How about actually trying to create an argument. I realize most Obama supporters political views were retarded by the shallow, stagnant tide pools of the secondary/post-secondary education system but the growth can start now!

Joe said...

Man, you don't have to be a statistician to realize that just because two events are sequential does not mean that the first event causes the other event. You have an N of 3 there. Excuse me if I don't look to Charlie Gipson for my economic time-series data.

(by the way, I didn't Palin your account. I am curious to know what that means though).

Andrew said...

I think it's facile to argue that an insufficient sample size revealed verbally during a relatively brief MSM news broadcast invalidates Charlie's argument -- the benefits of tax cuts seemed to have come at no discernible cost to the federal treasury.

In posting this I was less concerned about where the needle falls between correlation and causation and more concerned about what Obama's statement reveals about Obama's priorities; specifically that he values income equality (fairness) over income growth. The outcomes of this value system I think are numerically vast enough to satisfy even the smallest of p values.

Some jackass guessed my old blogger login and then attempted to clumsily guess my password this morning resulting in a lot of security emails from blogger.

Anonymous said...

So have you gone back to your censorship ways? This is the second time I've posted this site.

http://www.cbpp.org/policy-points4-18-08.htm

Andrew said...

The partisan think tank you cite still doesn’t resolve the correlation vs. causation question that no one seems to have the answer to regarding capital gains tax cuts. In the short term there very much appears to be an inverse relationship between tax rate and tax revenue (which CPBB acknowledges) and in the mid-term there is data that suggests tax cuts reduce revenue.
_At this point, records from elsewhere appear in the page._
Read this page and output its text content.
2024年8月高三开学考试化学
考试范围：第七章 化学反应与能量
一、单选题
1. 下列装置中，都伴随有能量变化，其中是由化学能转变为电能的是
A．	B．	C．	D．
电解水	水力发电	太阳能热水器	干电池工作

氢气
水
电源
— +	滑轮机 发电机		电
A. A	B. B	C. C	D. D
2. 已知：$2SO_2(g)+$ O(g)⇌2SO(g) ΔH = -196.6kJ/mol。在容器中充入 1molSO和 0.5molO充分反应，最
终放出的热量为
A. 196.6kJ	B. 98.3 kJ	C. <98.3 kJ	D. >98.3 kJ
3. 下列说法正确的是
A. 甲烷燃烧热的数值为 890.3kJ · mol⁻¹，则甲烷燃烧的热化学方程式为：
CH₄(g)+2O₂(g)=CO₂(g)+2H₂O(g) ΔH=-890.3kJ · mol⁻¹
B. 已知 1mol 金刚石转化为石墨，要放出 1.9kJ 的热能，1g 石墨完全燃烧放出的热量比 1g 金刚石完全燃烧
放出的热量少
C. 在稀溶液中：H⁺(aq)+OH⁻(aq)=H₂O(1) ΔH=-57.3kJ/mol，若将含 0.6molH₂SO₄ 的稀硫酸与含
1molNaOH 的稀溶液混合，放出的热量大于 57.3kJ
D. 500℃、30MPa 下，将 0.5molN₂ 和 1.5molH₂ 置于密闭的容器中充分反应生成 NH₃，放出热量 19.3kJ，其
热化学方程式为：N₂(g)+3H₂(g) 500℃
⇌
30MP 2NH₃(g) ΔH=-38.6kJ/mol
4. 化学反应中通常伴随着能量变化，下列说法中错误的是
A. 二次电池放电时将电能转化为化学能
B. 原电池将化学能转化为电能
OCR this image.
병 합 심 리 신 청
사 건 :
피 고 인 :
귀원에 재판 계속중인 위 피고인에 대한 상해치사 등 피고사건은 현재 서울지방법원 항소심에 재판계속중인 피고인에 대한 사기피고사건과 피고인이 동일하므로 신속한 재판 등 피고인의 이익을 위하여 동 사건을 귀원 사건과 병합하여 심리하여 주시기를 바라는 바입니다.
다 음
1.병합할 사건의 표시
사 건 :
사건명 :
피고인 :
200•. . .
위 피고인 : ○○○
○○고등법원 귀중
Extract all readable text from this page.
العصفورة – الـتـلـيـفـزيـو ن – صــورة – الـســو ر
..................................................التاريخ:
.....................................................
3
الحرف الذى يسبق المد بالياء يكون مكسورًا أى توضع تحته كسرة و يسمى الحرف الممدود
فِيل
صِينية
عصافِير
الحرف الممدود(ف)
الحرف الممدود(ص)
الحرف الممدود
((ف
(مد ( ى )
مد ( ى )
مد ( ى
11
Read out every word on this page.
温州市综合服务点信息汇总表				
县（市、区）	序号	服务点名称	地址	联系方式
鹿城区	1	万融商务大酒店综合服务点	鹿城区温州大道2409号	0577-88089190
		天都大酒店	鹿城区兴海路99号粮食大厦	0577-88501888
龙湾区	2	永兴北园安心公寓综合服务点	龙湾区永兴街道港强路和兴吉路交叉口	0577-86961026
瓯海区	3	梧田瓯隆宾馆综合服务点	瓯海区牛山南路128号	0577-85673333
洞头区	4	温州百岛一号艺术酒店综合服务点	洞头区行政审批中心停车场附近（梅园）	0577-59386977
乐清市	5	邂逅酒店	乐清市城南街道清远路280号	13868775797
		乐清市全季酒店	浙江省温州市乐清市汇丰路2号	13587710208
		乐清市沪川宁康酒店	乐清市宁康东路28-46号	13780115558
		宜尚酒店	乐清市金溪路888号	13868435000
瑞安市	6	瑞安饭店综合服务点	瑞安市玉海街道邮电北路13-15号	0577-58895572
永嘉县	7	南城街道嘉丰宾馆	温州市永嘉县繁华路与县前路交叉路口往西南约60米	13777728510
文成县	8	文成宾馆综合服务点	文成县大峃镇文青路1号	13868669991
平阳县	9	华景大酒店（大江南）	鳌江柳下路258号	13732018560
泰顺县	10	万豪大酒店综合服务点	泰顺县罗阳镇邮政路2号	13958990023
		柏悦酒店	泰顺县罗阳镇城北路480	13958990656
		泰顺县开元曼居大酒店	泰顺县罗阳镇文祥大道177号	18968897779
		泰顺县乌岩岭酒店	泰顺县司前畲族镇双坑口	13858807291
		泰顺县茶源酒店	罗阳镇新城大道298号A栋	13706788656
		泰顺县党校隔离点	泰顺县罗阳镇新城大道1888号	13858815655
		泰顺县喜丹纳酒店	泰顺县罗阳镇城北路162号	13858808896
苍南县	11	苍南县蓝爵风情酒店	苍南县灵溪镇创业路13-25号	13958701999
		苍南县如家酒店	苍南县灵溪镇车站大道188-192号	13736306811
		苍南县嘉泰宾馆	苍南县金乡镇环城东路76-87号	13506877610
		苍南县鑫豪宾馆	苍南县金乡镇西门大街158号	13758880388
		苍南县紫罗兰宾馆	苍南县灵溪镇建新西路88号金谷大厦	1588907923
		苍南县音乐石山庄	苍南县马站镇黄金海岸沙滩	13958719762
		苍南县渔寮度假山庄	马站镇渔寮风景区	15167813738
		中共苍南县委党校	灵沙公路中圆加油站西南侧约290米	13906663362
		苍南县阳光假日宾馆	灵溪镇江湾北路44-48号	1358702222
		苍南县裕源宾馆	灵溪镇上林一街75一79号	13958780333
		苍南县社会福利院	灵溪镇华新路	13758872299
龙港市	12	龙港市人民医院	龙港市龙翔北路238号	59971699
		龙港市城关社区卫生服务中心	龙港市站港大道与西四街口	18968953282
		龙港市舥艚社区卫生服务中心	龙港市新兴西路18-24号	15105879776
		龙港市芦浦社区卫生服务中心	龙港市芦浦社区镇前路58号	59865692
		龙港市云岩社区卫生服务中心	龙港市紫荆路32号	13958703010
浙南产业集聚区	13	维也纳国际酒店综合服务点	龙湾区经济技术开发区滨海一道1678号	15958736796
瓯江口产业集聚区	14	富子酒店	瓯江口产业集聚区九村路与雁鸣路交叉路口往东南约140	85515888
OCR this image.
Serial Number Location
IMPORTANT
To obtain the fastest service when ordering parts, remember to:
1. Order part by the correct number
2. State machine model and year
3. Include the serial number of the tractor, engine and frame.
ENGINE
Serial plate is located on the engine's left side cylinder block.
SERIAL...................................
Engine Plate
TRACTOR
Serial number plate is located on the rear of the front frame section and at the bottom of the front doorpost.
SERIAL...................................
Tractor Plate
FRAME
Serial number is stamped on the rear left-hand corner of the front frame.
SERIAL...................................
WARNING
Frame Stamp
What is obvious is that cap gains tax cuts rightly benefit the rich more than the poor(they do have all the capital).

What the think tank fails to address are the benefits toward economic growth tax cuts could provide in the form of incentivizing saving and greater availability of capital for investment (venture capital, etc.) Over a long enough timeline what is their effect on GDP?

http://gregmankiw.blogspot.com/2006/11/how-tax-cuts-affect-gdp.html

The only things that are clear is that the relationship between cap gains tax cuts and revenue is not clear and when taken in combination with his “Joe the Plumber” and the absence of redistribution is a “tragedy” comments for ‘01 Obama’s economics are at least somewhat Marxist.

That Ben has decided to review anonymous posts isn’t censorship. If you want your post to show up immediately get a blogger login.